The code is originally from: https://www.youtube.com/watch?v=T5pRlIbr6gg.
No answer in the whole youtube comment section to this.
Appreciate if answer can be found here, could not find any answer.
If that's really your code, the problem starts right at the beginning:
X = [[181,80,44], [177, 70, 43], [160, 60, 38], 154, 54, 37],
[166,64,40], [190,90,47], [175,64,39],[177,70,40],[159,55,37],
[171,75,42],[181,85,43]
is creating something far far away from being usable:
print(X)
# ([[181, 80, 44], [177, 70, 43], [160, 60, 38], 154, 54, 37],)
So there is one bracket of each orientation to add (if that's not clear to you: read sklearn's docs on the data-format: 2d-array of shape (n_samples, n_features); consider also reading some introduction to numpy where the word shape comes from -> internally everything is numpy-based):
X = [[181,80,44], [177, 70, 43], [160, 60, 38], [154, 54, 37], # before 154
[166,64,40], [190,90,47], [175,64,39],[177,70,40],[159,55,37],
[171,75,42],[181,85,43]] # at end
I have to admit: that's something which should be found immediately and i can't understand why someone would invest time to create a post for SO, but not invest time to check the syntax of a simple array-creation.

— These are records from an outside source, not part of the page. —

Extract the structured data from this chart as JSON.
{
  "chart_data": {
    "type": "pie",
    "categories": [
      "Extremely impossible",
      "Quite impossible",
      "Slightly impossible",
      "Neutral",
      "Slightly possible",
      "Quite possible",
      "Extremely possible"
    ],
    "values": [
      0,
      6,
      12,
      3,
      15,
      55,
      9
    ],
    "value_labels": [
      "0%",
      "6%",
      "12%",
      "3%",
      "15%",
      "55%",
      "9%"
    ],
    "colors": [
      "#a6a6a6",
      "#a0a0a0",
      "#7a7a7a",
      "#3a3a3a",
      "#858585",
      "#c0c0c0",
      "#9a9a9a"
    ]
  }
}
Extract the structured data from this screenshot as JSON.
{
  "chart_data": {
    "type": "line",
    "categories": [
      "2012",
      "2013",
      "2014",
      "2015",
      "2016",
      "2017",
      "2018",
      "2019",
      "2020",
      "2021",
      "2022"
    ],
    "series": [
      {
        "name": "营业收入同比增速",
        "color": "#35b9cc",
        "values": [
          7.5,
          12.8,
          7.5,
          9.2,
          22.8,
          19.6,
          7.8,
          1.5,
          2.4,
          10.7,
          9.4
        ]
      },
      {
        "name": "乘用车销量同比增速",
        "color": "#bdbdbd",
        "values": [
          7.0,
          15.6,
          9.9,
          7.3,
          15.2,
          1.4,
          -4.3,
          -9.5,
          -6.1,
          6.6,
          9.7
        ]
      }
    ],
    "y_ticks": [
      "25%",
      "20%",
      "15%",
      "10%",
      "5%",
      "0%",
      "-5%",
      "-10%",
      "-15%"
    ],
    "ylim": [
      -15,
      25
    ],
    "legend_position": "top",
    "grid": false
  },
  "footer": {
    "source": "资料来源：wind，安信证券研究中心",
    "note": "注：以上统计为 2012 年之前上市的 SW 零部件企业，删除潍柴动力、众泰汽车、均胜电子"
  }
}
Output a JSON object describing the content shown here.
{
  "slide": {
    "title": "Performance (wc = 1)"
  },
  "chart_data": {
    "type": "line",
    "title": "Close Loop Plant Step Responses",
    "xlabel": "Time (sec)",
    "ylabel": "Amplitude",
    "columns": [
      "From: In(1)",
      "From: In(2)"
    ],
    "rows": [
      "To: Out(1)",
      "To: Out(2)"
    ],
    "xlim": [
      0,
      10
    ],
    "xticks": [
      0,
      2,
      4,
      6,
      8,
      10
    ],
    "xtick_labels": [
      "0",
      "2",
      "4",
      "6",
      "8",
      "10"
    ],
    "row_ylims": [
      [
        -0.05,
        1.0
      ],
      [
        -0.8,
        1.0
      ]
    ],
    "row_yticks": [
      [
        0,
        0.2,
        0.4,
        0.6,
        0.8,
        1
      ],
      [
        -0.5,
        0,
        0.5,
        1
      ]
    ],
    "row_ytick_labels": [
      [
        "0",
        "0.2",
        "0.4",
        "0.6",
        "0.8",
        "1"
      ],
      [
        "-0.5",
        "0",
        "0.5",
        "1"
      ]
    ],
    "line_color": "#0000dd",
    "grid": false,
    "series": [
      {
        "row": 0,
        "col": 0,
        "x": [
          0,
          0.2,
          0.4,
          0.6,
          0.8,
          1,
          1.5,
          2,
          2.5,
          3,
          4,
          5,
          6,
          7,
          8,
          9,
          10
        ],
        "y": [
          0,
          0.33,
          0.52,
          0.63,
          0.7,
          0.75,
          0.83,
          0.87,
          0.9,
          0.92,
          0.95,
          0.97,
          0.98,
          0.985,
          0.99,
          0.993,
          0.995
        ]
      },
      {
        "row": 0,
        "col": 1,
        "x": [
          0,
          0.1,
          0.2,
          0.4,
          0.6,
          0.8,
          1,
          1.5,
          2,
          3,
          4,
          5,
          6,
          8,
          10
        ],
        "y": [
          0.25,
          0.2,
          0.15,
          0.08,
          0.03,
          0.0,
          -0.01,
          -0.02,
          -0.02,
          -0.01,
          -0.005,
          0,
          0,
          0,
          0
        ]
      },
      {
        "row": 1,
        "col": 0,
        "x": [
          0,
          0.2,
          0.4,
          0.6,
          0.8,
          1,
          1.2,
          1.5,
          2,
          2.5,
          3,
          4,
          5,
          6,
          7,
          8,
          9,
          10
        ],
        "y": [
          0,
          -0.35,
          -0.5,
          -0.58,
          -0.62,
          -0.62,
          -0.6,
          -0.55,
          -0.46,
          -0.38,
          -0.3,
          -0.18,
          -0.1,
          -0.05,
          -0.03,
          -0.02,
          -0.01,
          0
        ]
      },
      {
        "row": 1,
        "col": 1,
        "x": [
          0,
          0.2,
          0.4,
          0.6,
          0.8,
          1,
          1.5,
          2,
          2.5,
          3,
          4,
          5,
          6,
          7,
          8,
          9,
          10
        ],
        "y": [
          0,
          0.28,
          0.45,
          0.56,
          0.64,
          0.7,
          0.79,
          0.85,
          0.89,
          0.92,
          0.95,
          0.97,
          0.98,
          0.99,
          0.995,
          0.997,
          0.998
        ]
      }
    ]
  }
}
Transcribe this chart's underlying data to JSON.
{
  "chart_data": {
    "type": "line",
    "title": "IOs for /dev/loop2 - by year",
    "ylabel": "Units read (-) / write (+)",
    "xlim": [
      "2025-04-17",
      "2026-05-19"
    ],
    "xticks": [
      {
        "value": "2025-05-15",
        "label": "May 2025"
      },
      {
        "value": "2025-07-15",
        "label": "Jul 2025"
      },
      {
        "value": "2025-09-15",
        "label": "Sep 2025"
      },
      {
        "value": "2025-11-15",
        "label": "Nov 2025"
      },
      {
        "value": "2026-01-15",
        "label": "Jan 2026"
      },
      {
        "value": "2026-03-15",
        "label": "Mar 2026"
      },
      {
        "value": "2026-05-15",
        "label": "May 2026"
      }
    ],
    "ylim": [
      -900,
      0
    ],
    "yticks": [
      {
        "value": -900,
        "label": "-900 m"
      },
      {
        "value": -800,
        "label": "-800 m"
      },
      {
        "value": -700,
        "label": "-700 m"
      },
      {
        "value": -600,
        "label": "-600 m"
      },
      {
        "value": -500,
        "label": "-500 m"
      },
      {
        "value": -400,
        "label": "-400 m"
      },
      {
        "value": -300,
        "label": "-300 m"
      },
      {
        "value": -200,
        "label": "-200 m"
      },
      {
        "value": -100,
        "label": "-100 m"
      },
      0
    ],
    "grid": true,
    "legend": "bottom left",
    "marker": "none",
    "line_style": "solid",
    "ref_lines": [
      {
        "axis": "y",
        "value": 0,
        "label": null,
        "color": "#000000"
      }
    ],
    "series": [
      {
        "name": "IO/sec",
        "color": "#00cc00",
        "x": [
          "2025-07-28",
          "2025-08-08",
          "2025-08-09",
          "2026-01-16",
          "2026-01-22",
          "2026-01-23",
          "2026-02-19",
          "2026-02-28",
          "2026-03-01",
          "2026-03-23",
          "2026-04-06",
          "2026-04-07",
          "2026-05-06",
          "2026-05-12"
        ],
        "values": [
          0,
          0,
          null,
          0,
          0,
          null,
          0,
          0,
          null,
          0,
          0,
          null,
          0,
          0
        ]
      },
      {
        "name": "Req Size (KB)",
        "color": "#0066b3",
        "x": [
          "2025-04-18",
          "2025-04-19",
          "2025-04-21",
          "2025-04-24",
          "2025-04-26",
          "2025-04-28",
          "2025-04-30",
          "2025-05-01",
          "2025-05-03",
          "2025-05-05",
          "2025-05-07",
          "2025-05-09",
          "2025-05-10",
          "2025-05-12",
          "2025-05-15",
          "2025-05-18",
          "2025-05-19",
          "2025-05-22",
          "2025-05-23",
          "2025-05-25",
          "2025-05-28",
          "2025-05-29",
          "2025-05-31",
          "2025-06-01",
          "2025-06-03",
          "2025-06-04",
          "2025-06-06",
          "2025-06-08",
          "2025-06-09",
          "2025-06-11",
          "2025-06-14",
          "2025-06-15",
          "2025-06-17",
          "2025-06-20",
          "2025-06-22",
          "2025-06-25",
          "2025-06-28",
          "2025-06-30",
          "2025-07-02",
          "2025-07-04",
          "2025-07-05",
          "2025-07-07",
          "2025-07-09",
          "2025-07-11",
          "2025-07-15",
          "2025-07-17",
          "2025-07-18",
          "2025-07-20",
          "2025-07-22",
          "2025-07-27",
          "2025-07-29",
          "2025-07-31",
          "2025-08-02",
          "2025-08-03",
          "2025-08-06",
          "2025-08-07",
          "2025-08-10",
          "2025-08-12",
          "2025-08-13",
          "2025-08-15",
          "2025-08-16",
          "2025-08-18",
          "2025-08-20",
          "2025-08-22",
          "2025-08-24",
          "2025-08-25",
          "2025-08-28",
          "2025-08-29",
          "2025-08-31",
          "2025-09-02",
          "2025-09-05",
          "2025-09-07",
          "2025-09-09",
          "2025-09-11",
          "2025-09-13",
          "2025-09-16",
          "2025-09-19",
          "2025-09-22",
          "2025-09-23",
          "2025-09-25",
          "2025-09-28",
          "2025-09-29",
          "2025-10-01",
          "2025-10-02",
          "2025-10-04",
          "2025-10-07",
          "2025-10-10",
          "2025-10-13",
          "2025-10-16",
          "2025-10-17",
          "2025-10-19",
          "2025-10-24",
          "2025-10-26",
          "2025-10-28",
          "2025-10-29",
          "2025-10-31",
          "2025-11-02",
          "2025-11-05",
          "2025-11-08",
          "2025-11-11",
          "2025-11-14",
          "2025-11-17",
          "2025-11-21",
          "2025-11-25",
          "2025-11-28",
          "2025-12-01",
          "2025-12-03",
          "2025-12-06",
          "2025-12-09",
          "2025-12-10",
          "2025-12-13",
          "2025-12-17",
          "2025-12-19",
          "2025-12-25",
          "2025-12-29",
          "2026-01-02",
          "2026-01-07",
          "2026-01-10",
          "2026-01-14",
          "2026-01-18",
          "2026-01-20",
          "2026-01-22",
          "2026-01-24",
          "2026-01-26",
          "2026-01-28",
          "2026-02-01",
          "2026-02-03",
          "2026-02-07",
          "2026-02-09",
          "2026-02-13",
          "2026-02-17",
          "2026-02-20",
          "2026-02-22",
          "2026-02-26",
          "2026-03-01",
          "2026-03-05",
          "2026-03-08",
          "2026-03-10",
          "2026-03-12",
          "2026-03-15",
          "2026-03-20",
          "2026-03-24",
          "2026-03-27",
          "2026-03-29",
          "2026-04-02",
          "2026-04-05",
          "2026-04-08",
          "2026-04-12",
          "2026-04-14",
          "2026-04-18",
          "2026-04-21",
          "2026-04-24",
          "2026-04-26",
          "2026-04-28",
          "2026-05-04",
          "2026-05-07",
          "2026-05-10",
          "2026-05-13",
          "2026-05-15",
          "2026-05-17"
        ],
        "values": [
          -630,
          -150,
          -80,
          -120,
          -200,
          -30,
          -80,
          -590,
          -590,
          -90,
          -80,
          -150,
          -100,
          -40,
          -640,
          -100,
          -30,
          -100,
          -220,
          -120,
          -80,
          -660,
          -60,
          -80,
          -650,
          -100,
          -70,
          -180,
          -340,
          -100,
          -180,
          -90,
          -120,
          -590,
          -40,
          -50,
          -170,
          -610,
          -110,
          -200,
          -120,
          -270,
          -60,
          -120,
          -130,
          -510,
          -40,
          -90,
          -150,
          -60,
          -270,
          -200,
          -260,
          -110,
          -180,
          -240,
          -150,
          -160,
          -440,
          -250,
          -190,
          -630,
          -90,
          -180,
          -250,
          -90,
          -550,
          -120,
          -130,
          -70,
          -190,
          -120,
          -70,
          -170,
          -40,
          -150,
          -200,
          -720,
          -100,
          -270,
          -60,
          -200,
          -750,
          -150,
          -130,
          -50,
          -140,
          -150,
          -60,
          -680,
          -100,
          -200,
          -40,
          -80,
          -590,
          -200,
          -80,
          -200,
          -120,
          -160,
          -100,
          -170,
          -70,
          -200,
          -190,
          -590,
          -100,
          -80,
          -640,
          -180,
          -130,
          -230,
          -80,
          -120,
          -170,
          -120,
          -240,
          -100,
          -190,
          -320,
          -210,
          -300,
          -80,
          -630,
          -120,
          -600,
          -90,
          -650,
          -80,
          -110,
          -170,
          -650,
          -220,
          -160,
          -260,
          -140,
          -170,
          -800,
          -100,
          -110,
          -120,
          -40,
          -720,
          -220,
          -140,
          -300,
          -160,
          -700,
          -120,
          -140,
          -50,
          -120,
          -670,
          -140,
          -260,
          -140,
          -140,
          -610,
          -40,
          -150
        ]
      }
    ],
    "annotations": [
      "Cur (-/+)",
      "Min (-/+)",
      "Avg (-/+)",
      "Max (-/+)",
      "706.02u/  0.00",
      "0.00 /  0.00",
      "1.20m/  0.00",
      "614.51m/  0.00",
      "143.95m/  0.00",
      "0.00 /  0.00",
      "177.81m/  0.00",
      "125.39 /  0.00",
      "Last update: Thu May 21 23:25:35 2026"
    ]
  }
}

To be fair: i thought it would not be going through the syntax-check at first (it's really a strange construction as stated).
Edit: To be fair #2: it's really that bad in that linked video too... I'm not sure what to think of that (well using a DTree for this task is probably already nuts, even LinearRegression seems more viable)!
And yes, the code predicts male after the correction has been done as above!